[PATCH] x86: ignore spurious faults

Previous message: [thread] [date] [author]
Next message: [thread] [date] [author]
From: Jeremy Fitzhardinge
Date: Wednesday, January 23, 2008 - 5:05 pm

When changing a kernel page from RO->RW, it's OK to leave stale TLB
entries around, since doing a global flush is expensive and they pose
no security problem.  They can, however, generate a spurious fault,
which we should catch and simply return from (which will have the
side-effect of reloading the TLB to the current PTE).

This can occur when running under Xen, because it frequently changes
kernel pages from RW->RO->RW to implement Xen's pagetable semantics.
It could also occur when using CONFIG_DEBUG_PAGEALLOC, since it avoids
doing a global TLB flush after changing page permissions.

[ Changes to fault_32.c and fault_64.c are identical, and should be
  easy unify when the time comes. ]

Signed-off-by: Jeremy Fitzhardinge <jeremy@xensource.com>
Cc: Harvey Harrison <harvey.harrison@gmail.com>
---
 arch/x86/mm/fault_32.c |   52 ++++++++++++++++++++++++++++++++++++++++++++++++
 arch/x86/mm/fault_64.c |   52 ++++++++++++++++++++++++++++++++++++++++++++++++
 2 files changed, 104 insertions(+)

===================================================================
--- a/arch/x86/mm/fault_32.c
+++ b/arch/x86/mm/fault_32.c
@@ -290,6 +290,53 @@ static int is_errata93(struct pt_regs *r
 
 
 /*
+ * Handle a spurious fault caused by a stale TLB entry.  This allows
+ * us to lazily refresh the TLB when increasing the permissions of a
+ * kernel page (RO -> RW or NX -> X).  Doing it eagerly is very
+ * expensive since that implies doing a full cross-processor TLB
+ * flush, even if no stale TLB entries exist on other processors.
+ * There are no security implications to leaving a stale TLB when
+ * increasing the permissions on a page.
+ */
+static int spurious_fault(unsigned long address,
+			  unsigned long error_code)
+{
+	pgd_t *pgd;
+	pud_t *pud;
+	pmd_t *pmd;
+	pte_t *pte;
+
+	/* Reserved-bit violation or user access to kernel space? */
+	if (error_code & (PF_USER | PF_RSVD))
+		return 0;
+
+	pgd = init_mm.pgd + pgd_index(address);
+	if (!pgd_present(*pgd))
+		return 0;
+
+	pud = pud_offset(pgd, address);
+	if (!pud_present(*pud))
+		return 0;
+
+	pmd = pmd_offset(pud, address);
+	if (!pmd_present(*pmd))
+		return 0;
+
+	pte = pte_offset_kernel(pmd, address);
+	if (!pte_present(*pte))
+		return 0;
+	if ((error_code & 0x02) && !pte_write(*pte))
+		return 0;
+
+#if _PAGE_NX
+	if ((error_code & PF_INSTR) && !pte_exec(*pte))
+		return 0;
+#endif
+
+	return 1;
+}
+
+/*
  * Handle a fault on the vmalloc or module mapping area
  *
  * This assumes no large pages in there.
@@ -412,6 +459,11 @@ void __kprobes do_page_fault(struct pt_r
 		if (!(error_code & (PF_RSVD|PF_USER|PF_PROT)) &&
 		    vmalloc_fault(address) >= 0)
 			return;
+
+		/* Can handle a stale RO->RW TLB */
+		if (spurious_fault(address, error_code))
+			return;
+
 		/*
 		 * Don't take the mm semaphore here.

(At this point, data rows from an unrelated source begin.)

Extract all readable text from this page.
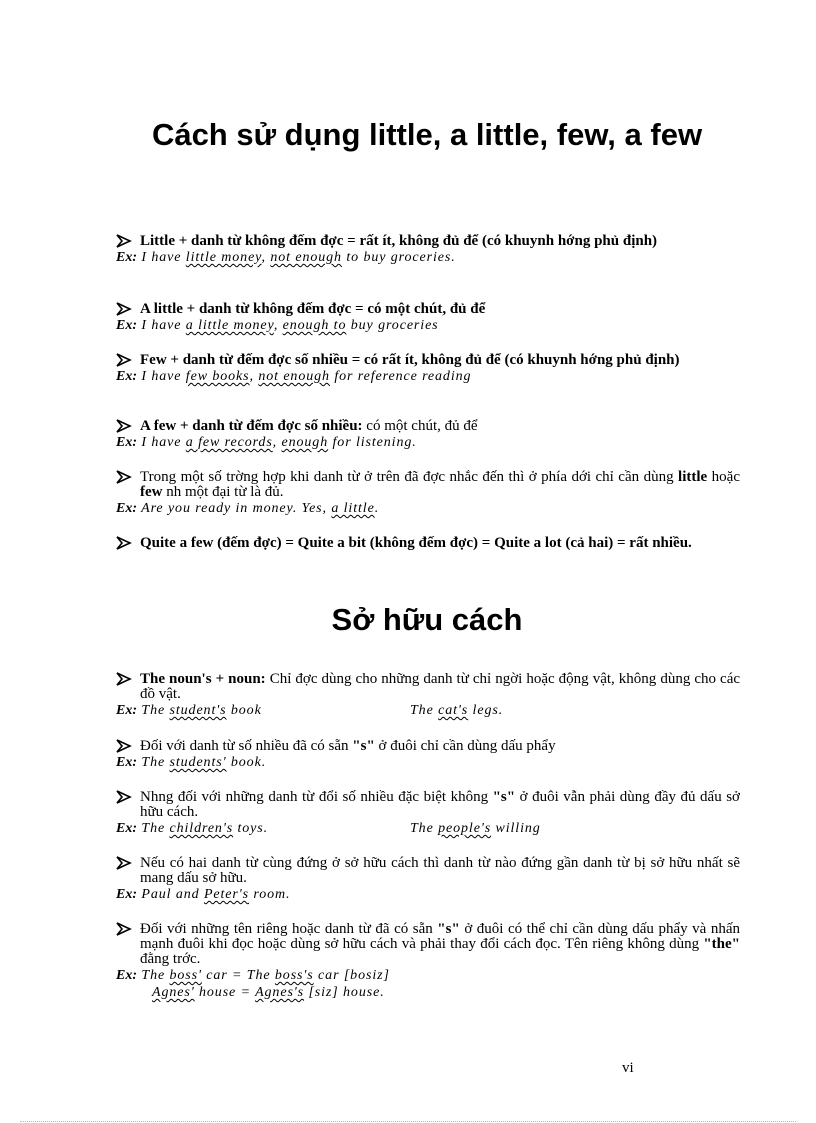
Cách sử dụng little, a little, few, a few
Little + danh từ không đếm đợc = rất ít, không đủ để (có khuynh hớng phủ định)
Ex: I have little money, not enough to buy groceries.
A little + danh từ không đếm đợc = có một chút, đủ để
Ex: I have a little money, enough to buy groceries
Few + danh từ đếm đợc số nhiều = có rất ít, không đủ để (có khuynh hớng phủ định)
Ex: I have few books, not enough for reference reading
A few + danh từ đếm đợc số nhiều: có một chút, đủ để
Ex: I have a few records, enough for listening.
Trong một số trờng hợp khi danh từ ở trên đã đợc nhắc đến thì ở phía dới chỉ cần dùng little hoặc few nh một đại từ là đủ.
Ex: Are you ready in money. Yes, a little.
Quite a few (đếm đợc) = Quite a bit (không đếm đợc) = Quite a lot (cả hai) = rất nhiều.
Sở hữu cách
The noun's + noun: Chỉ đợc dùng cho những danh từ chỉ ngời hoặc động vật, không dùng cho các đồ vật.
Ex: The student's book	The cat's legs.
Đối với danh từ số nhiều đã có sẵn "s" ở đuôi chỉ cần dùng dấu phẩy
Ex: The students' book.
Nhng đối với những danh từ đổi số nhiều đặc biệt không "s" ở đuôi vẫn phải dùng đầy đủ dấu sở hữu cách.
Ex: The children's toys.	The people's willing
Nếu có hai danh từ cùng đứng ở sở hữu cách thì danh từ nào đứng gần danh từ bị sở hữu nhất sẽ mang dấu sở hữu.
Ex: Paul and Peter's room.
Đối với những tên riêng hoặc danh từ đã có sẵn "s" ở đuôi có thể chỉ cần dùng dấu phẩy và nhấn mạnh đuôi khi đọc hoặc dùng sở hữu cách và phải thay đổi cách đọc. Tên riêng không dùng "the" đằng trớc.
Ex: The boss' car = The boss's car [bosiz]
Agnes' house = Agnes's [siz] house.
vi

If we fixup a prefetch
 		 * fault we could otherwise deadlock.
===================================================================
--- a/arch/x86/mm/fault_64.c
+++ b/arch/x86/mm/fault_64.c
@@ -275,6 +275,53 @@ static noinline void pgtable_bad(unsigne
 }
 
 /*
+ * Handle a spurious fault caused by a stale TLB entry.  This allows
+ * us to lazily refresh the TLB when increasing the permissions of a
+ * kernel page (RO -> RW or NX -> X).  Doing it eagerly is very
+ * expensive since that implies doing a full cross-processor TLB
+ * flush, even if no stale TLB entries exist on other processors.
+ * There are no security implications to leaving a stale TLB when
+ * increasing the permissions on a page.
+ */
+static int spurious_fault(unsigned long address,
+			  unsigned long error_code)
+{
+	pgd_t *pgd;
+	pud_t *pud;
+	pmd_t *pmd;
+	pte_t *pte;
+
+	/* Reserved-bit violation or user access to kernel space? */
+	if (error_code & (PF_USER | PF_RSVD))
+		return 0;
+
+	pgd = init_mm.pgd + pgd_index(address);
+	if (!pgd_present(*pgd))
+		return 0;
+
+	pud = pud_offset(pgd, address);
+	if (!pud_present(*pud))
+		return 0;
+
+	pmd = pmd_offset(pud, address);
+	if (!pmd_present(*pmd))
+		return 0;
+
+	pte = pte_offset_kernel(pmd, address);
+	if (!pte_present(*pte))
+		return 0;
+	if ((error_code & 0x02) && !pte_write(*pte))
+		return 0;
+
+#if _PAGE_NX
+	if ((error_code & PF_INSTR) && !pte_exec(*pte))
+		return 0;
+#endif
+
+	return 1;
+}
+
+/*
  * Handle a fault on the vmalloc area
  *
  * This assumes no large pages in there.
@@ -406,6 +453,11 @@ asmlinkage void __kprobes do_page_fault(
 			if (vmalloc_fault(address) >= 0)
 				return;
 		}
+
+		/* Can handle a stale RO->RW TLB */
+		if (spurious_fault(address, error_code))
+			return;
+
 		/*
 		 * Don't take the mm semaphore here. If we fixup a prefetch
 		 * fault we could otherwise deadlock.

--
Previous message: [thread] [date] [author]
Next message: [thread] [date] [author]

Messages in current thread:
[PATCH] x86: ignore spurious faults, Jeremy Fitzhardinge, (Wed Jan 23, 5:05 pm)
Re: [PATCH] x86: ignore spurious faults, Harvey Harrison, (Wed Jan 23, 5:18 pm)
Re: [PATCH] x86: ignore spurious faults, Jeremy Fitzhardinge, (Wed Jan 23, 5:26 pm)
[PATCH UPDATE] x86: ignore spurious faults, Jeremy Fitzhardinge, (Wed Jan 23, 5:28 pm)
Re: [PATCH] x86: ignore spurious faults, Andi Kleen, (Wed Jan 23, 11:49 pm)
Re: [PATCH] x86: ignore spurious faults, Jeremy Fitzhardinge, (Thu Jan 24, 12:02 am)
Re: [PATCH] x86: ignore spurious faults, Andi Kleen, (Thu Jan 24, 12:11 am)
Re: [PATCH UPDATE] x86: ignore spurious faults, Matt Mackall, (Thu Jan 24, 12:14 pm)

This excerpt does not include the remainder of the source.